The Book of the Damned: The Original Classic of Paranormal Exploration
By Charles Fort
The signature edition of Charles Fort's classic of paranormal discovery—reset with a new index. Welcome to a record of the damned. "By damned," wrote Charles Fort in 1919, "I mean the excluded. We shall have a procession of the data that Science has excluded." Fort's record of the unknown was one of the first to expose us to visitors from space, monsters, poltergeists, and floating islands. Frogs fall from the sky. Mysterious airships take flight in an age before the airplane. People disappear, reappear, and spontaneously combust. This stand-alone, handsome edition exposes today's readers to the core work of Fort's extraordinary career--in which he pushed us to ask: What is out there?
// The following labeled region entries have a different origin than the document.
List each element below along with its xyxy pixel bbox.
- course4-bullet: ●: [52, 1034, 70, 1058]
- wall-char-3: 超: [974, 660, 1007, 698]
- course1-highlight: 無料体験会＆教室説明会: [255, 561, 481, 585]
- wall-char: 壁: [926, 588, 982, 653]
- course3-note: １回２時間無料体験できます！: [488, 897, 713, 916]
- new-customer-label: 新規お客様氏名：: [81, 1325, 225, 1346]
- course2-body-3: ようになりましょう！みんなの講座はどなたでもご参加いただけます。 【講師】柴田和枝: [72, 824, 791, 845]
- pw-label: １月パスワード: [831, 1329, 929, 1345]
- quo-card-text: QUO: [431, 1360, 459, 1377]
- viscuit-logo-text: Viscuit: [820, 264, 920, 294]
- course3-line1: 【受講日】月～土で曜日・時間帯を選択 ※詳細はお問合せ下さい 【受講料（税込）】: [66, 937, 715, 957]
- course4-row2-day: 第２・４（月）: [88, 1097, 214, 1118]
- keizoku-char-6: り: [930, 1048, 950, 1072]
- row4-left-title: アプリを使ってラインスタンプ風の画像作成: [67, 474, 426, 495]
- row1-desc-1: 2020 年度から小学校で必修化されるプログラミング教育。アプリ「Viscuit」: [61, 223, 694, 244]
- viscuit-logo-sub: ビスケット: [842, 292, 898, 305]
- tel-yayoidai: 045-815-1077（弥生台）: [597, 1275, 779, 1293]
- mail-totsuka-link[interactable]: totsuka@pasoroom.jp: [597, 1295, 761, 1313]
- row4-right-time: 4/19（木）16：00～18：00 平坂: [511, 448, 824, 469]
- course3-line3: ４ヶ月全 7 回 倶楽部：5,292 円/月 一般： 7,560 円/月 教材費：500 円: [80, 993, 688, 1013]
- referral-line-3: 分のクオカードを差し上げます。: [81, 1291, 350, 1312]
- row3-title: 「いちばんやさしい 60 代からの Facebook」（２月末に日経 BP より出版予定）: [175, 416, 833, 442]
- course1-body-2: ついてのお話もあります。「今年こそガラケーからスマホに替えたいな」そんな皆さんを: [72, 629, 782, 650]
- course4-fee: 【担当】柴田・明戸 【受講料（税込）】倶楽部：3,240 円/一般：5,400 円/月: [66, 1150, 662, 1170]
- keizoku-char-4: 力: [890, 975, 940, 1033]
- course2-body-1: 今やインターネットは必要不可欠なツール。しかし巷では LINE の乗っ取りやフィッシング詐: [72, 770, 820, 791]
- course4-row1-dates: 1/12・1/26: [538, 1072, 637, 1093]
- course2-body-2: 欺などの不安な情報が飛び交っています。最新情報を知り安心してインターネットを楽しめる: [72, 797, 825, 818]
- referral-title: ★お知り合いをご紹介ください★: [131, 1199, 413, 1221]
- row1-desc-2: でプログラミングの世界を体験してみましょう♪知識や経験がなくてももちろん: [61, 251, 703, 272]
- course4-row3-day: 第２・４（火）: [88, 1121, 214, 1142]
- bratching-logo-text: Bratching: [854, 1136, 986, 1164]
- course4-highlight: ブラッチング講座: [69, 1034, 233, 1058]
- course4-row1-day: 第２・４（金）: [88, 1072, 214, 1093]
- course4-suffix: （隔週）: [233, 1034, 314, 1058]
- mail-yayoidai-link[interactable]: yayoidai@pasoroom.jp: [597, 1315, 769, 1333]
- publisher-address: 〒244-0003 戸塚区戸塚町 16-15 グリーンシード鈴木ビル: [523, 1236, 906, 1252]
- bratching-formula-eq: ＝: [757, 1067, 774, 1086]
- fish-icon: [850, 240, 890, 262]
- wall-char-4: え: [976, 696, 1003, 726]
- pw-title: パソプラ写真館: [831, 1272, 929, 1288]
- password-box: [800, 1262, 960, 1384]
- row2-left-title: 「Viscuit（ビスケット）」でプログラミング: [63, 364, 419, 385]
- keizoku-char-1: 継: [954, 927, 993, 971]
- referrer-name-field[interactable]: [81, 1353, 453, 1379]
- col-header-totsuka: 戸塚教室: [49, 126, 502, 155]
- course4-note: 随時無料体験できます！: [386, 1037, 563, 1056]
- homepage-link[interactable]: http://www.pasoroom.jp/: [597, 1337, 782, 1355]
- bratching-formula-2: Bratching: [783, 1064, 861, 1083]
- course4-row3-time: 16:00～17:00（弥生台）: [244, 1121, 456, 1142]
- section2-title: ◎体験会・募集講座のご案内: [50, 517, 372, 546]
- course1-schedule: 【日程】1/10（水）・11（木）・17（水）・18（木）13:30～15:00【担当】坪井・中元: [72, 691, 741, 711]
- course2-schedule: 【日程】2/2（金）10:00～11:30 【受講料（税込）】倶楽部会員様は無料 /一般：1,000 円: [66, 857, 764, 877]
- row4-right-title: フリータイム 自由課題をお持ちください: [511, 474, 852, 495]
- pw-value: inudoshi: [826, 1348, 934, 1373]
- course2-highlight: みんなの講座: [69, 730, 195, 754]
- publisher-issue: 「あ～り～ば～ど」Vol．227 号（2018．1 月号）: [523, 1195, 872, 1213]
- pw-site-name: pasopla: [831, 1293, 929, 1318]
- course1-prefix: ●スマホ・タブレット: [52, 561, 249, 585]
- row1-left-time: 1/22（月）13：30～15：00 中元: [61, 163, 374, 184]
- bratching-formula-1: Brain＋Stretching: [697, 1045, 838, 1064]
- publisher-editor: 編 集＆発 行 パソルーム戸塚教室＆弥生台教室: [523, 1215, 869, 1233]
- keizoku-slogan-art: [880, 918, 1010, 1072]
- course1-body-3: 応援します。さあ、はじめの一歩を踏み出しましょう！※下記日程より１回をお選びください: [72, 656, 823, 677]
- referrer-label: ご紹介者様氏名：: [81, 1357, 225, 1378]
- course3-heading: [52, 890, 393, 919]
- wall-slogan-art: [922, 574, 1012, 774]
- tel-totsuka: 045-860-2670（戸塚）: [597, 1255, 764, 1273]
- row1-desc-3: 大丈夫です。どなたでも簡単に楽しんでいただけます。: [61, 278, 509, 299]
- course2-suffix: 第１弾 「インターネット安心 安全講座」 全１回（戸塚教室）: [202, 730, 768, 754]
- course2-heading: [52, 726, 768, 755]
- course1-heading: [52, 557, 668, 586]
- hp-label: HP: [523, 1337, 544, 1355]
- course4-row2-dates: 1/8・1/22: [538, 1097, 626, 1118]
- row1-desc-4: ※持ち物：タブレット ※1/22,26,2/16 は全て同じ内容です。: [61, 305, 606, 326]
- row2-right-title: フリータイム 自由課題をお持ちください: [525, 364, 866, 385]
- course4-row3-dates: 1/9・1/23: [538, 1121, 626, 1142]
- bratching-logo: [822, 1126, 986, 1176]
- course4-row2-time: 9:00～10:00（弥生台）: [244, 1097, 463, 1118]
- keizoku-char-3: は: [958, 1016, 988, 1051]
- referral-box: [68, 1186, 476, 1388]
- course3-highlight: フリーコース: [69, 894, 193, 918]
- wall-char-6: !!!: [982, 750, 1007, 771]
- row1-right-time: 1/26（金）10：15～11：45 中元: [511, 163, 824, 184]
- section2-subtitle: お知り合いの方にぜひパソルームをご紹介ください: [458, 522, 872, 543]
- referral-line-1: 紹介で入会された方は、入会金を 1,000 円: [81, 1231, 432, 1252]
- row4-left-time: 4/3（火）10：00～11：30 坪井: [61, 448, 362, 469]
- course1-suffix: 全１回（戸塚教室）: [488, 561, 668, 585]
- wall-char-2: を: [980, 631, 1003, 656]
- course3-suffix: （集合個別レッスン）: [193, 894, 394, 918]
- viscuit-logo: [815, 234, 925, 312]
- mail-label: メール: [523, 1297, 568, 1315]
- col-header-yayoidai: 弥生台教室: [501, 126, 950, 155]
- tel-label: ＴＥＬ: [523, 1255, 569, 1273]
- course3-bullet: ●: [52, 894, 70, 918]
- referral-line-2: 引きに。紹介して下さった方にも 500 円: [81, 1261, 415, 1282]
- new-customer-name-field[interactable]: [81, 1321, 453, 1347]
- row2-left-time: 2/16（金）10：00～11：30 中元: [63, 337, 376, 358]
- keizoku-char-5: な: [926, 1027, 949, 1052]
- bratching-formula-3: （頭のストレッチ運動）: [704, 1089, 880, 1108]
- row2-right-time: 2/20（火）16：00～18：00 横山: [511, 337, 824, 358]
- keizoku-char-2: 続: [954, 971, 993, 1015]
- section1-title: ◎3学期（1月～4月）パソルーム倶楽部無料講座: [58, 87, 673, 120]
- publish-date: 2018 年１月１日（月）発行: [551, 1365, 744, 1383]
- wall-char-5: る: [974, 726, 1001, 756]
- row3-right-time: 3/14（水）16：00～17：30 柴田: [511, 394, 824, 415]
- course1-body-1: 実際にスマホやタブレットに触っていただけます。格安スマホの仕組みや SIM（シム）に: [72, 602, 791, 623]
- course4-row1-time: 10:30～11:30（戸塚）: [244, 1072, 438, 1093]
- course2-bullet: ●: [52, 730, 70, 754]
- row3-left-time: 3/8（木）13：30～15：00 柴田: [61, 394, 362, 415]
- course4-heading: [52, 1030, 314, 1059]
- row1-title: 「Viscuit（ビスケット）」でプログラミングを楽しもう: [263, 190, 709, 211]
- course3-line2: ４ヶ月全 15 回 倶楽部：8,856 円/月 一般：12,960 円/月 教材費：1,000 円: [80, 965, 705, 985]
"To me no one in the world has suggested the underlying depths and mysteries and possibilities as has Fort. To me he is simply stupendous." -- Theodore Dreiser "The enfant terrible of science." -- The New York Times
"The Book of the Damned whispered that there was something very wrong with how we thought about the world. Fort deliberately pushed his 'damned facts' on his readers, insisting that science had constructed its convenient theories only by ignoring those facts that gave us trouble." -- Jim Steinmeyer, author Charles Fort: The Man Who Invented the Supernatural
Born in Albany, New York, on August 6, 1874, CHARLES FORT made his life's work the study of unexplained phenomena. After achieving modest success as a short story writer and novelist, Fort began studying anomalous phenomena. In 1919 he published his landmark of paranormal exploration, The Book of the Damned, which influenced generations of writers. Fort moved to London in 1924 to consult the archives at the British Museum, then returned to the United States in 1926. At the New York Public Library he continued his research into spontaneous combustion, space ships, poltergeists, and other experiences and events that had been written off by science. Fort published three additional books on the unexplained: New Lands (1923), Lo! (1931), and Wild Talents (1932). Though his work attracted controversy, Fort was celebrated in The New York Times as "the enfant terrible of science" and he counted novelist Theodore Dreiser among his closest friends and literary admirers. Fort's name was made into an adjective-- fortean--to describe strange phenomena. A lasting influence on the evolution of science fiction as well as science, Fort stands as one of the most fascinating and polarizing figures in all of Americana. He died on May 3, 1932, in New York City.